I don’t know why, but this time it feels so much different going vegan.
I was a vegan from September 2011 – May 2012. I chose to return to vegetarianism May 2012 for many reason that I won’t get into. Two big ones were: not having too much support from my friends and family, and returning to living at home with a meat-eating family so it was easier to be vegetarian.
I must say I am very glad I was not a vegan when I was traveling in Europe, I found it difficult just as a vegetarian. I very much admire those who travel to places with different cultures as a vegan.

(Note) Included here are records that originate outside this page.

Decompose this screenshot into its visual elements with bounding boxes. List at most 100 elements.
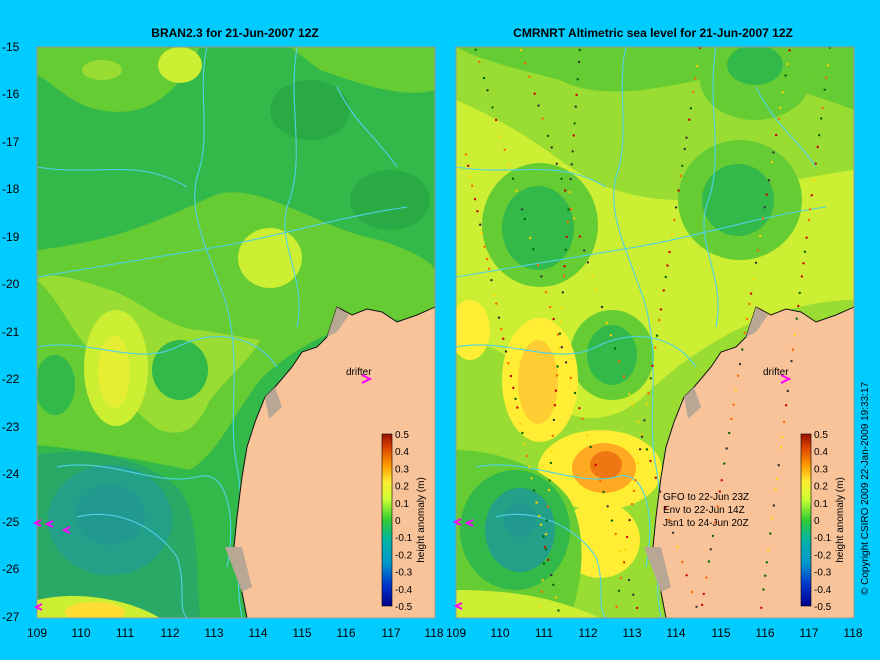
track-point (558, 332, 562, 335)
track-point (781, 91, 784, 94)
colorbar-tick-label: 0.4 (395, 447, 409, 458)
track-point (802, 262, 805, 265)
track-point (569, 177, 572, 181)
track-point (606, 505, 609, 508)
track-point (654, 346, 657, 349)
track-point (573, 391, 577, 395)
track-point (539, 604, 542, 608)
colorbar-tick-label: -0.2 (395, 550, 413, 561)
track-point (532, 489, 536, 492)
track-point (725, 447, 728, 450)
track-point (476, 210, 479, 213)
lon-tick: 111 (534, 626, 554, 640)
track-point (700, 603, 704, 607)
track-point (556, 333, 560, 336)
track-point (576, 78, 579, 81)
track-point (577, 60, 581, 64)
track-point (641, 433, 644, 436)
track-point (523, 443, 526, 446)
colorbar-label: height anomaly (m) (416, 477, 427, 563)
lon-tick: 118 (843, 626, 863, 640)
track-point (493, 293, 496, 296)
drifter-arrow-right-map (780, 374, 792, 384)
track-point (772, 504, 775, 507)
track-point (578, 235, 581, 238)
track-point (769, 532, 772, 535)
lon-tick: 115 (711, 626, 731, 640)
track-point (622, 375, 626, 378)
track-point (705, 576, 708, 579)
track-point (681, 560, 684, 564)
track-point (571, 150, 574, 153)
colorbar-tick-label: -0.1 (814, 533, 832, 544)
track-point (743, 331, 747, 334)
track-point (805, 236, 808, 239)
track-point (670, 233, 674, 236)
track-point (546, 134, 550, 138)
track-point (791, 348, 795, 351)
satellite-env: Env to 22-Jun 14Z (663, 505, 745, 516)
track-point (548, 479, 551, 482)
lat-tick: -27 (2, 610, 20, 624)
track-point (561, 291, 564, 294)
track-point (478, 60, 481, 64)
track-point (609, 334, 613, 337)
track-point (565, 235, 568, 239)
track-point (566, 220, 569, 224)
track-point (568, 191, 571, 194)
track-point (541, 579, 544, 582)
track-point (774, 488, 777, 491)
track-point (519, 422, 522, 425)
track-point (586, 261, 590, 264)
track-point (554, 389, 558, 392)
track-point (826, 64, 829, 67)
track-point (621, 562, 625, 565)
track-point (720, 479, 723, 482)
track-point (507, 362, 510, 365)
left-map-title: BRAN2.3 for 21-Jun-2007 12Z (151, 26, 319, 40)
track-point (676, 545, 679, 549)
track-point (528, 465, 531, 469)
track-point (713, 521, 717, 524)
track-point (786, 62, 789, 66)
track-point (628, 518, 631, 522)
track-point (560, 346, 563, 349)
track-point (532, 248, 535, 251)
copyright-notice: © Copyright CSIRO 2009 22-Jan-2009 19:33… (860, 381, 871, 595)
track-point (533, 92, 536, 95)
track-point (752, 277, 755, 280)
lon-tick: 110 (71, 626, 91, 640)
track-point (674, 206, 678, 209)
track-point (803, 250, 807, 253)
track-point (519, 49, 523, 52)
track-point (754, 261, 758, 264)
track-point (788, 49, 791, 52)
track-point (716, 505, 719, 508)
drifter-arrow (61, 526, 71, 534)
track-point (543, 545, 547, 549)
lon-tick: 110 (490, 626, 510, 640)
colorbar-tick-label: -0.2 (814, 550, 832, 561)
track-point (677, 189, 680, 192)
track-point (550, 146, 553, 149)
track-point (615, 605, 618, 609)
track-point (594, 463, 597, 467)
track-point (485, 257, 489, 261)
track-point (605, 321, 609, 325)
track-point (581, 417, 584, 421)
track-point (638, 448, 642, 451)
track-point (570, 163, 573, 166)
track-point (666, 264, 669, 267)
track-point (545, 519, 548, 522)
colorbar-tick-label: -0.3 (814, 568, 832, 579)
track-point (515, 189, 518, 192)
lon-tick: 111 (115, 626, 135, 640)
track-point (645, 403, 648, 406)
track-point (667, 518, 671, 521)
track-point (745, 317, 749, 321)
track-point (473, 198, 477, 201)
lat-tick: -24 (2, 467, 20, 481)
track-point (541, 117, 544, 120)
track-point (734, 388, 738, 392)
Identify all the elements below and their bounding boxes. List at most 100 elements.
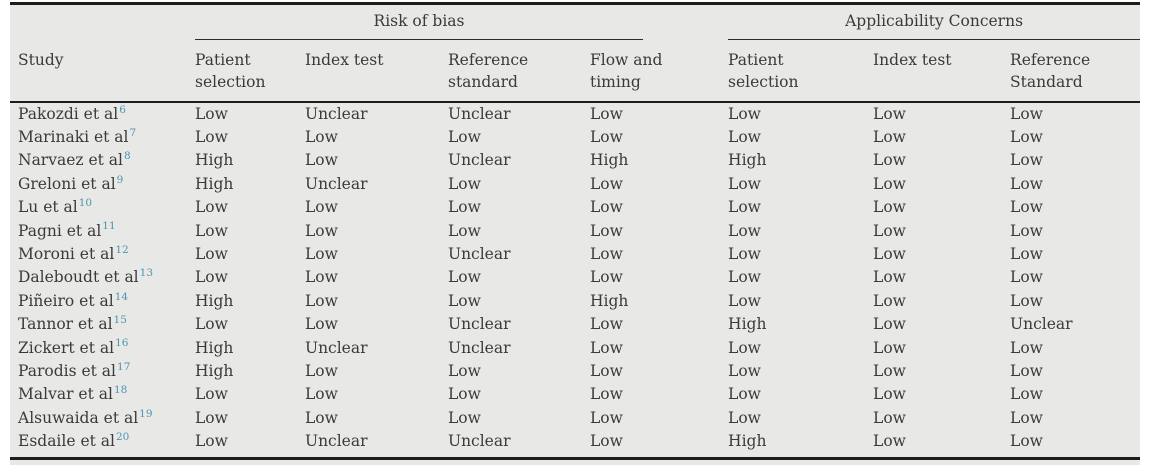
table-row: Alsuwaida et al19 Low Low Low Low Low Low Low xyxy=(10,406,1140,429)
group-label-applicability-concerns: Applicability Concerns xyxy=(845,12,1024,30)
citation-superscript[interactable]: 10 xyxy=(78,197,93,210)
table-row: Greloni et al9 High Unclear Low Low Low Low Low xyxy=(10,172,1140,195)
table-body: Pakozdi et al6 Low Unclear Unclear Low Low Low… xyxy=(10,102,1140,453)
rating-cell: Low xyxy=(195,385,228,404)
rating-cell: Low xyxy=(728,174,761,193)
bottom-rule xyxy=(10,456,1140,460)
study-name-cell: Zickert et al16 xyxy=(10,336,195,359)
rating-cell: Unclear xyxy=(305,432,368,451)
citation-superscript[interactable]: 15 xyxy=(113,314,127,327)
study-name: Piñeiro et al xyxy=(18,291,114,310)
rating-cell: Low xyxy=(728,338,761,357)
rating-cell: Low xyxy=(590,268,623,287)
study-name-cell: Greloni et al9 xyxy=(10,172,195,195)
table-row: Daleboudt et al13 Low Low Low Low Low Low Low xyxy=(10,266,1140,289)
rating-cell: Low xyxy=(305,291,338,310)
rating-cell: Low xyxy=(873,245,906,264)
rating-cell: Unclear xyxy=(448,432,511,451)
rating-cell: High xyxy=(590,151,629,170)
citation-superscript[interactable]: 17 xyxy=(117,360,131,373)
study-name: Pakozdi et al xyxy=(18,105,119,124)
table-row: Piñeiro et al14 High Low Low High Low Low Low xyxy=(10,289,1140,312)
rating-cell: Low xyxy=(728,245,761,264)
table-row: Zickert et al16 High Unclear Unclear Low Low L… xyxy=(10,336,1140,359)
rating-cell: Low xyxy=(305,128,338,147)
rating-cell: Unclear xyxy=(305,174,368,193)
rating-cell: Low xyxy=(305,245,338,264)
quadas-table-panel: Risk of bias Applicability Concerns Stud… xyxy=(10,2,1141,465)
citation-superscript[interactable]: 6 xyxy=(119,104,126,117)
rating-cell: Low xyxy=(1010,128,1043,147)
group-header-spacer xyxy=(10,5,195,40)
study-name-cell: Tannor et al15 xyxy=(10,313,195,336)
rating-cell: Unclear xyxy=(1010,315,1073,334)
rating-cell: Low xyxy=(873,105,906,124)
rating-cell: Low xyxy=(873,361,906,380)
citation-superscript[interactable]: 19 xyxy=(139,407,153,420)
table-row: Pakozdi et al6 Low Unclear Unclear Low Low Low… xyxy=(10,102,1140,125)
study-name: Pagni et al xyxy=(18,221,102,240)
rating-cell: Low xyxy=(305,151,338,170)
rating-cell: Low xyxy=(195,221,228,240)
rating-cell: Low xyxy=(590,105,623,124)
rating-cell: Low xyxy=(728,361,761,380)
rating-cell: Low xyxy=(590,245,623,264)
citation-superscript[interactable]: 16 xyxy=(115,337,129,350)
panel-footer xyxy=(10,460,1140,465)
rating-cell: Low xyxy=(448,361,481,380)
rating-cell: Low xyxy=(1010,221,1043,240)
rating-cell: Low xyxy=(873,385,906,404)
citation-superscript[interactable]: 7 xyxy=(129,126,137,139)
citation-superscript[interactable]: 18 xyxy=(113,384,128,397)
table-row: Malvar et al18 Low Low Low Low Low Low Low xyxy=(10,383,1140,406)
rating-cell: Low xyxy=(728,198,761,217)
rating-cell: Low xyxy=(448,408,481,427)
citation-superscript[interactable]: 12 xyxy=(115,243,129,256)
study-name-cell: Moroni et al12 xyxy=(10,242,195,265)
citation-superscript[interactable]: 8 xyxy=(124,150,131,163)
study-name-cell: Narvaez et al8 xyxy=(10,149,195,172)
rating-cell: Low xyxy=(873,291,906,310)
citation-superscript[interactable]: 20 xyxy=(115,431,130,443)
rating-cell: Low xyxy=(195,432,228,451)
table-row: Narvaez et al8 High Low Unclear High High Low L… xyxy=(10,149,1140,172)
citation-superscript[interactable]: 11 xyxy=(102,220,116,233)
rating-cell: Low xyxy=(1010,151,1043,170)
rating-cell: Low xyxy=(873,315,906,334)
rating-cell: Low xyxy=(305,268,338,287)
rating-cell: Low xyxy=(1010,385,1043,404)
column-header-rob-index-test: Index test xyxy=(305,40,448,103)
study-name-cell: Parodis et al17 xyxy=(10,359,195,382)
study-name: Daleboudt et al xyxy=(18,268,139,287)
citation-superscript[interactable]: 14 xyxy=(114,290,129,303)
study-name: Narvaez et al xyxy=(18,151,124,170)
table-row: Marinaki et al7 Low Low Low Low Low Low Low xyxy=(10,125,1140,148)
rating-cell: Low xyxy=(873,408,906,427)
rating-cell: Low xyxy=(590,432,623,451)
rating-cell: High xyxy=(195,151,234,170)
rating-cell: Low xyxy=(195,198,228,217)
study-name: Greloni et al xyxy=(18,174,116,193)
study-name-cell: Marinaki et al7 xyxy=(10,125,195,148)
study-name-cell: Lu et al10 xyxy=(10,196,195,219)
rating-cell: Low xyxy=(873,198,906,217)
column-header-study: Study xyxy=(10,40,195,103)
table-row: Tannor et al15 Low Low Unclear Low High Low Unc… xyxy=(10,313,1140,336)
rating-cell: Low xyxy=(195,408,228,427)
rating-cell: Low xyxy=(728,105,761,124)
rating-cell: High xyxy=(728,432,767,451)
rating-cell: Low xyxy=(728,268,761,287)
group-label-risk-of-bias: Risk of bias xyxy=(373,12,465,30)
citation-superscript[interactable]: 13 xyxy=(139,267,154,280)
study-name-cell: Pakozdi et al6 xyxy=(10,102,195,125)
study-name-cell: Esdaile et al20 xyxy=(10,429,195,452)
rating-cell: Low xyxy=(305,408,338,427)
rating-cell: Low xyxy=(448,128,481,147)
rating-cell: Low xyxy=(195,245,228,264)
rating-cell: High xyxy=(195,174,234,193)
rating-cell: Low xyxy=(305,315,338,334)
rating-cell: Low xyxy=(1010,432,1043,451)
citation-superscript[interactable]: 9 xyxy=(116,173,124,186)
rating-cell: High xyxy=(728,315,767,334)
rating-cell: Low xyxy=(728,128,761,147)
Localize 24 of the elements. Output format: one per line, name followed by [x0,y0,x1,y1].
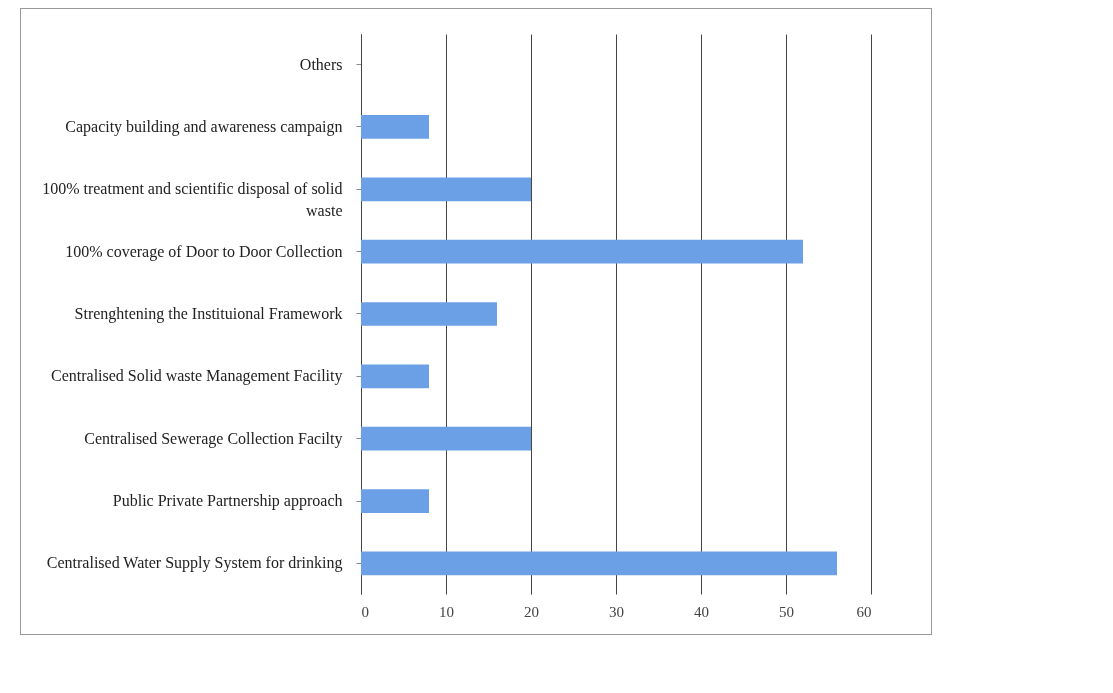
x-tick-label: 20 [524,603,539,620]
x-tick-label: 40 [694,603,709,620]
y-tick-label: Public Private Partnership approach [112,492,343,511]
y-tick-label: Others [299,55,343,73]
x-tick-label: 10 [439,603,454,620]
y-tick-label: 100% treatment and scientific disposal of solid waste [42,180,343,220]
x-tick-label: 60 [856,603,872,620]
bar [361,177,531,202]
y-tick-label: Centralised Sewerage Collection Facilty [84,429,343,448]
bar [361,426,531,451]
bar [361,364,429,389]
bar [361,551,837,576]
bar [361,115,429,139]
x-tick-label: 30 [609,603,624,620]
y-tick-label: Strenghtening the Instituional Framework [74,305,343,323]
y-tick-label: 100% coverage of Door to Door Collection [65,242,343,261]
x-tick-label: 50 [779,603,794,620]
bar [361,302,497,326]
x-tick-label: 0 [361,603,369,620]
y-tick-label: Centralised Water Supply System for drinking [46,554,343,573]
y-tick-label: Capacity building and awareness campaign [65,117,343,136]
bar [361,239,803,264]
y-tick-label: Centralised Solid waste Management Facility [51,367,343,386]
bar [361,489,429,513]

While I was living in London though, I was surrounded by people who not only understood and supported veganism, but also many people living a vegan lifestyle.
Now I am back at university, and kind of sad that I don’t have the massive support I would have had in London. Don’t get me wrong, I do have support here and very much appreciate it, but in London I was surrounded by people with the same interests and passions. I felt so motivated while I was surrounded by those people, that’s when I decided I would return to veganism when I started university again. Now that I’m back and I don’t have people who are so passionate about the same things as me around, I feel so unmotivated to be a vegan. Deep down I know it’s what I want to do, and what I should be doing right now, but being surrounded by people who make off hand comments and who don’t care (or care enough to ask) why I chose to become a vegan (and I mean really ask) and why it means so much to me, makes me wonder if it’s all worth the effort.